What I think though of these streamers is that they are manifestations of our own distorted and misguided sense of excellence and honor. This is actually what I have in mind when I wrote Ciudad sa Parada in my first poetry collection, Ragang Rinaranga (Naga City: Agnus Press, 2006). Having sat in the Sumagang Selection Committee for several years, I have seen how these distortions manifested themselves, although for the peace of mind of those who may be guilty (you know who you are); I will not cite specifics here.

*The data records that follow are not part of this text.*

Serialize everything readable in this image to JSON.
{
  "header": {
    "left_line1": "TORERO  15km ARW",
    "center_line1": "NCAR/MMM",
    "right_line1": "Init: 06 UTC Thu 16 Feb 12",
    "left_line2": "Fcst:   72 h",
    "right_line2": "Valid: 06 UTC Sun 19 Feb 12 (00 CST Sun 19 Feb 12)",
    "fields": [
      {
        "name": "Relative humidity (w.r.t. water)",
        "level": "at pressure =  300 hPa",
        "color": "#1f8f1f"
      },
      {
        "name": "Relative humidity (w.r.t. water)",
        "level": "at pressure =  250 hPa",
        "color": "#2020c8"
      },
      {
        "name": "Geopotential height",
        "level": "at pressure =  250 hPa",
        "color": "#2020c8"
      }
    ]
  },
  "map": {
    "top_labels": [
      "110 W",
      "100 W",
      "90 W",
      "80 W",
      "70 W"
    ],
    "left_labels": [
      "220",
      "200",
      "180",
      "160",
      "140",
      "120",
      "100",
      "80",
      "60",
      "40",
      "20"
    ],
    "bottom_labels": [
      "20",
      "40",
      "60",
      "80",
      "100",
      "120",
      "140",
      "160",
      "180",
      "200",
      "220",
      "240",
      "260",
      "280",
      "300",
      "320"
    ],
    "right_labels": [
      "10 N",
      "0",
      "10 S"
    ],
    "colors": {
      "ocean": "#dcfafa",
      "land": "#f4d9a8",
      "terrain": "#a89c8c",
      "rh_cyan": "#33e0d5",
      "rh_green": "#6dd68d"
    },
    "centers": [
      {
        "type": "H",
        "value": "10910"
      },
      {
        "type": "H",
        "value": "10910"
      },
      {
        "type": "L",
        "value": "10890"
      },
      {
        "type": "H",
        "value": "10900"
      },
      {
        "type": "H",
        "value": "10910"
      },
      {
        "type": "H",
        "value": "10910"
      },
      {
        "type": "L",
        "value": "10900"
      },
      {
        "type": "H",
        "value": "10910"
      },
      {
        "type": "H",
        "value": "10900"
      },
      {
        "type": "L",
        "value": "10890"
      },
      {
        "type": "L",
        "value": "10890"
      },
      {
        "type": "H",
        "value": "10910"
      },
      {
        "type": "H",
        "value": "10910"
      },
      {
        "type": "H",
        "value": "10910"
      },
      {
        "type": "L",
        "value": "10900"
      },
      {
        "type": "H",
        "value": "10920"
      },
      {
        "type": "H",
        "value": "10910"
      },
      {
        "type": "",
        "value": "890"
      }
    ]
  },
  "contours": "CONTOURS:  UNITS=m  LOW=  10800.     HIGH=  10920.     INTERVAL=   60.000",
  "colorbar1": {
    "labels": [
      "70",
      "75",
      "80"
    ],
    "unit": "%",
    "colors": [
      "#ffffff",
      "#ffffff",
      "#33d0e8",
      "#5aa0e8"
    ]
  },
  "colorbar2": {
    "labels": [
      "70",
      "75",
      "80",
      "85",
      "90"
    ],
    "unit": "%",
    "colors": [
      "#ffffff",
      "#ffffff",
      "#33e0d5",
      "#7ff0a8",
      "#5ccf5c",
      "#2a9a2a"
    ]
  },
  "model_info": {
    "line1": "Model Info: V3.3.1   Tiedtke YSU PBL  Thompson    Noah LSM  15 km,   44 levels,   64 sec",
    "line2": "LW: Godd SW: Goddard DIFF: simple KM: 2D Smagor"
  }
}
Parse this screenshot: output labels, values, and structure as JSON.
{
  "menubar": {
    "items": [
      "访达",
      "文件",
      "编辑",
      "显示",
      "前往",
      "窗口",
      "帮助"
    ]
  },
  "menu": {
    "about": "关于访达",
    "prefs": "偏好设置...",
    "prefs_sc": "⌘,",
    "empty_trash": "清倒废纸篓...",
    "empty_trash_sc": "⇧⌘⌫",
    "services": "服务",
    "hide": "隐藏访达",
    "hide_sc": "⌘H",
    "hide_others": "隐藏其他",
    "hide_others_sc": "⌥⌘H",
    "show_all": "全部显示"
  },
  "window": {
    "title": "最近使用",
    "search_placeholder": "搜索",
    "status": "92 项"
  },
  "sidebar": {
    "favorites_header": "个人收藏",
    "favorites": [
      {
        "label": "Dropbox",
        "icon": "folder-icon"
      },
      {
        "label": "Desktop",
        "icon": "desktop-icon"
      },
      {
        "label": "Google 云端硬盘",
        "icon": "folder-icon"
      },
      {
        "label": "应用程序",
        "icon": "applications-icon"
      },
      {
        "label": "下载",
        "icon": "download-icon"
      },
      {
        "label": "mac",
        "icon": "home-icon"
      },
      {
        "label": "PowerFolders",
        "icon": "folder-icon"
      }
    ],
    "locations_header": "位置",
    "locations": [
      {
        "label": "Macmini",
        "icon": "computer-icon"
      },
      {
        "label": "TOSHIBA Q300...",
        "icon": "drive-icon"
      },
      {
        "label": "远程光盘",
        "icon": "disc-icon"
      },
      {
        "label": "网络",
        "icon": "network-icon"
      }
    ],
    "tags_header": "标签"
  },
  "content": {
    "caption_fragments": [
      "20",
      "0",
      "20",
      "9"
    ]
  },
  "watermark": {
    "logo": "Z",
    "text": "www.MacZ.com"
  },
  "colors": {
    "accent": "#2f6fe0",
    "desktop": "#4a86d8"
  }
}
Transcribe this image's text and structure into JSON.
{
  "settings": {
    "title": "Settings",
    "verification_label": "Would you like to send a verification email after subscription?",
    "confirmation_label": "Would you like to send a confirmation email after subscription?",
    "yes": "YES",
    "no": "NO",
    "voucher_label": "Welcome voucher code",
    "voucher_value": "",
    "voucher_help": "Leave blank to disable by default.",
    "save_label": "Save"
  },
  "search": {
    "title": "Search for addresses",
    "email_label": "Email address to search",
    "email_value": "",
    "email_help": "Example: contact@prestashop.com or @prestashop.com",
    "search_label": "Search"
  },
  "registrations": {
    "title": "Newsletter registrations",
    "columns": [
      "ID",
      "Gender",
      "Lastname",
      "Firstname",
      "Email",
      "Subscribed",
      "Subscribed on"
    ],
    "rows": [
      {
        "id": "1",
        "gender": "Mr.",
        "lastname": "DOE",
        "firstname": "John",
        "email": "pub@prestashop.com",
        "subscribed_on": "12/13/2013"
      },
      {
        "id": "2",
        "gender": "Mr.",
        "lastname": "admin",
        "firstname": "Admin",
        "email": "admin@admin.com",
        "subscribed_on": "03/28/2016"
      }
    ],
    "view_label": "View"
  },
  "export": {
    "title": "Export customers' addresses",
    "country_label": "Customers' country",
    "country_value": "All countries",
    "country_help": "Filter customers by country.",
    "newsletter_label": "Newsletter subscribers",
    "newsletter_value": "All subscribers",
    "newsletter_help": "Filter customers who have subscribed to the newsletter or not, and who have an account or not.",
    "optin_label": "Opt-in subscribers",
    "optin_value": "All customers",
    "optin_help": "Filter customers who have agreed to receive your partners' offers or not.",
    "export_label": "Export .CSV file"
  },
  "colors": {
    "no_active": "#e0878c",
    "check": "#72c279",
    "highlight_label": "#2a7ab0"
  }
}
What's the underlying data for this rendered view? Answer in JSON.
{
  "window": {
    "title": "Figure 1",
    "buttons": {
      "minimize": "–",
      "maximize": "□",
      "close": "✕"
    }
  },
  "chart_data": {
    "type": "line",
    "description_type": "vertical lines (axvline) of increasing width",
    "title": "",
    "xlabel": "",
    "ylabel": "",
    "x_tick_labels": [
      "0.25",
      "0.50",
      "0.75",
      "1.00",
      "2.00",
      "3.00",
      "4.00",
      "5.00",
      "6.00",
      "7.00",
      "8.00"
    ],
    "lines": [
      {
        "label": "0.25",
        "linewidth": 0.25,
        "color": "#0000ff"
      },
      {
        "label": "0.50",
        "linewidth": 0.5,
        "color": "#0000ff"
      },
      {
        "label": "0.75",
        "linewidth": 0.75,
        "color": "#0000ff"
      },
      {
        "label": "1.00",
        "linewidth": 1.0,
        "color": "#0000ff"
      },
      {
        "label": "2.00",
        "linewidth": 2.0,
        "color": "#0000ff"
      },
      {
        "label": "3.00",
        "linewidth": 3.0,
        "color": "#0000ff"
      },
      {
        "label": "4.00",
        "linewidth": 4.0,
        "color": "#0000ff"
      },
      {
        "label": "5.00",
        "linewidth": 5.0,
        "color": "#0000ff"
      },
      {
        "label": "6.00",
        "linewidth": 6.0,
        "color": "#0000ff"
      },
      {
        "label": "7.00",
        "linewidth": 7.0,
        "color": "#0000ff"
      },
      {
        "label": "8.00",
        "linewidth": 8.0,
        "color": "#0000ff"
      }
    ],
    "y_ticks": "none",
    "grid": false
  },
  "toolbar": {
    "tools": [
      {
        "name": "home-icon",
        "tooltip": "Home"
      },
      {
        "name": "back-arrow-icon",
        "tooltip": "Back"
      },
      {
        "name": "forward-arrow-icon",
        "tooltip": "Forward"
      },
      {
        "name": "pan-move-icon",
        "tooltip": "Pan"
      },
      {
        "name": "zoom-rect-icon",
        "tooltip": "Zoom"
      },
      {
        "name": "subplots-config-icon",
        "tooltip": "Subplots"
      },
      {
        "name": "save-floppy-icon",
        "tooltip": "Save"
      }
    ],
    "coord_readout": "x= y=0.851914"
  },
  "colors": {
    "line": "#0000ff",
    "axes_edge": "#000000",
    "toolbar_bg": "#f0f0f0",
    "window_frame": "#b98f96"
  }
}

Suffice to say that some think that excellence is being able to pull one over the other; or that honor is something that has to be announced with a brass band. Excellence for me is less of outdoing others but more of outdoing and overcoming one’s limitation. As for honor, the honorable man does not delight in being called honorable. It is for me the Biblical guest who sits at the end of the table, but eventually is called by the host to sit instead at what we call the presidential table. In short, being honorable is also being mapagpakumbaba or humble, one of the main character we are promoting in our City Character Program. To go down or bumaba means leveling with one another so one can understand and communicate, to be in the same ground. Nakatungtong sa raga. So, as we are wont to ask while waiting at the elevator lobby, “bababa ba?” Are we ready to go down and level off with our own people? This simply means not looking at the ordinary Irigueno as a mendicant case, that is only awaiting for one’s generosity. Pagpapakumbaba is first of all, recognizing one’s common humanity and bond with other people and respecting their own human dignity. In other words, if you are a government employee you do not let a taxpayer wait for you till you finish your make up or your coffee. Or if you are a candidate for an elective post, you do not buy their votes because you recognize their right to choose their representative. Pagpapakumbaba is learning the lesson from our staple food - rice, which when unripe is upright; but when full and golden, it bows to the earth from whence it grew, in a gesture of gratitude and remembrance. Most often, when people get to be somebody, they start talking, “suway sa awak”. They become a manananggal. I’m sure this is not the reason why for sometime Iriguenos had been called aswang.